Lucy shrieked. “Think about what you’re saying.”

Mina hung her head for a moment and then suddenly raised her face close to Lucy’s. She snapped her fingers in the unladylike display for which she’d been chastised on numerous occasions by Lucy’s aunt Mrs. Phippen, who was also their governess. “We can steal some cheese-cloth from Cook.”

At Lucy’s puzzled expression, she explained. “You can wrap them for me so they won’t show.”

Bridget breezed through the door just then with a pile of fresh linens for their beds and skidded to a stop.Whatare you girls doing?

When Mina opened her mouth to reply, Bridget interrupted. “Do not even think to make up some wild lies about what you’re doing. I can see for myself. You’re dressed like a boy, and poor Lucy is helping you bind your breasts.” She dumped the linens on Lucy’s bed and then crossed herself.

On second thought, I don’t want to know what you’re doing, so that I can truthfully say I don’t know when your father asks me after you’ve gotten yourself into some new pother of trouble.

11

Julian leaned back onto the squabs of the Tindall family coach and crossed his arms. He’d had high hopes for his old friends over the months he’d tried to civilize them, but the stench of ale inside the coach told a different story. George and Wills apparently still clung to their wayward habits.

And then he realized with a start this trip to a boxing match out in a field near The Angel Inn in Grantham was probably not the best way to convince his old friends of the folly of perpetual drunkenness.

But then, he loved watching a good mill himself, and besides, what did he have to lose by joining them on a weekend jaunt? He’d even brought along a few bottles of wine from Amelie’s vineyards for his own pleasure. And then there was the huge hamper on which he now rested his boots. He’d ordered enough victuals from Fortnam’s to last them to Scotland if necessary.

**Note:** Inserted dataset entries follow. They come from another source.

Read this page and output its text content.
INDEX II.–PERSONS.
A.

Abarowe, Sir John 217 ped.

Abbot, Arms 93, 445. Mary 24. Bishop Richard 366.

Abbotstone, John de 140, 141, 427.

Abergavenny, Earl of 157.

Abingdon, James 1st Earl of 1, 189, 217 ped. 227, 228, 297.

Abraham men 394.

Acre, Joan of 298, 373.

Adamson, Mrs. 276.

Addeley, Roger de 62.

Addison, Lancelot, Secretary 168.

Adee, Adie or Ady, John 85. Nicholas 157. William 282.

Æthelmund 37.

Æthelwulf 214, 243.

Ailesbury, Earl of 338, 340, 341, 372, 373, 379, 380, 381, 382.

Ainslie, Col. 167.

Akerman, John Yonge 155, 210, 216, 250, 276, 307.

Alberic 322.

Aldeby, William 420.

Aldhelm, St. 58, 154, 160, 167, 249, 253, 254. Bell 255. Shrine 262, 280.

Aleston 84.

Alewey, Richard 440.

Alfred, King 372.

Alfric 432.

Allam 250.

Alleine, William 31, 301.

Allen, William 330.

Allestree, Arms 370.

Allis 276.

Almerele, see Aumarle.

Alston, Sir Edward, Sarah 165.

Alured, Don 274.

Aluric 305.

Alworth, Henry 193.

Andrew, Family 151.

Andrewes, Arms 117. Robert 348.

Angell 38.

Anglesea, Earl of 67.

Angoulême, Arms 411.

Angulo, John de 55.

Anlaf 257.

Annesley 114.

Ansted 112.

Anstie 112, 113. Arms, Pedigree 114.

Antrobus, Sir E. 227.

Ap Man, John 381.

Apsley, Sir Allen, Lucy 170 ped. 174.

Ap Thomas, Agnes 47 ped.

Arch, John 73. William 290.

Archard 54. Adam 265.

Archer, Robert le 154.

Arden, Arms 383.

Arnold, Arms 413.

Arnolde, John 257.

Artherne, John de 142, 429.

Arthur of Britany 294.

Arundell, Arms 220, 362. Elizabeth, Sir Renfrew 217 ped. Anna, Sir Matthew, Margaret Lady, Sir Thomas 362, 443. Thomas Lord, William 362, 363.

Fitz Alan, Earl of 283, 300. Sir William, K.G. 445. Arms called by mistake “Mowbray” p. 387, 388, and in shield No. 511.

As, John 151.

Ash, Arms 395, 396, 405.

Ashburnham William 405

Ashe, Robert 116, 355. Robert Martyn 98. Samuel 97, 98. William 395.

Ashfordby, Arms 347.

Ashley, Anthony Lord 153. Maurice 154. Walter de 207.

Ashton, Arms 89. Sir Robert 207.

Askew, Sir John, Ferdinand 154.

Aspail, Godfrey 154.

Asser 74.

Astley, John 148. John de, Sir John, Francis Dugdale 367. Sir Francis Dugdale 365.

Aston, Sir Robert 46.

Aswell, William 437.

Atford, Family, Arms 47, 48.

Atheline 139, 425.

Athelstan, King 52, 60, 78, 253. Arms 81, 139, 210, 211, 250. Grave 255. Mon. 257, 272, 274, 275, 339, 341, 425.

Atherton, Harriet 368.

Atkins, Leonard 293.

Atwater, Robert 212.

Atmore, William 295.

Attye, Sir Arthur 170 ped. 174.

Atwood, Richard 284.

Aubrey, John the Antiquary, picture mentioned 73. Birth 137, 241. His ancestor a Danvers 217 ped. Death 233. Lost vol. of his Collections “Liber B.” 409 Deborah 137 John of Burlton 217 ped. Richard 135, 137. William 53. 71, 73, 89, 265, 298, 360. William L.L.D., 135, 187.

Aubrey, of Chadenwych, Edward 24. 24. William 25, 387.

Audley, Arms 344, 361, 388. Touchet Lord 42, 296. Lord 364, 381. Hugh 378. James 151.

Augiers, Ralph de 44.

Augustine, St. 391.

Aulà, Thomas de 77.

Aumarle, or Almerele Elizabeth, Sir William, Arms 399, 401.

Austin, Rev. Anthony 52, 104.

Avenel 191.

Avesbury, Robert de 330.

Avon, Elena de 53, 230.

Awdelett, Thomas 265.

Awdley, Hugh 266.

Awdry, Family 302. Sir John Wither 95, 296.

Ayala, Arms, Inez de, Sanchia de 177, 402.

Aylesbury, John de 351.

He was having second thoughts, however, about the length of the trip out to Grantham for the matches. He understood the reason for the events being held so far out of London. Although massively popular, they were still actually illegal. Most of his colleagues in Lords, however, would admit the main reason they opposed the matches was not the rampant gambling. The problem was the gathering of such large crowds, usually in the thousands, during times already fraught with public unrest.

He’d nearly fallen asleep when suddenly George spoke. “You were right about the carousing. We’ve wasted years out of Eton trying to drink ourselves into oblivion.”

George’s younger brother, Wills, sprawled slack-jawed and drooling across from Julian. When George leaned close across the center of the carriage interior, he motioned for Julian to do the same. He lowered his voice to a loud whisper. “I’m trying to get Wills off the drink, but the going is slow.”

“Maybe you should get him interested in whatever he’s to do with the rest of his life?”

“Lord knows I’ve tried.”

“What are his ambitions?”

“To stay on father’s dole till he dies.”

“What about the church?”

“Does he look like a future vicar?”

Julian shook his head ruefully and tried again. “Why not the military?” He quickly rejected that option before George had a chance to reply. “No, never mind, and besides, England’s not even at war. Damned difficult to ascend through the ranks.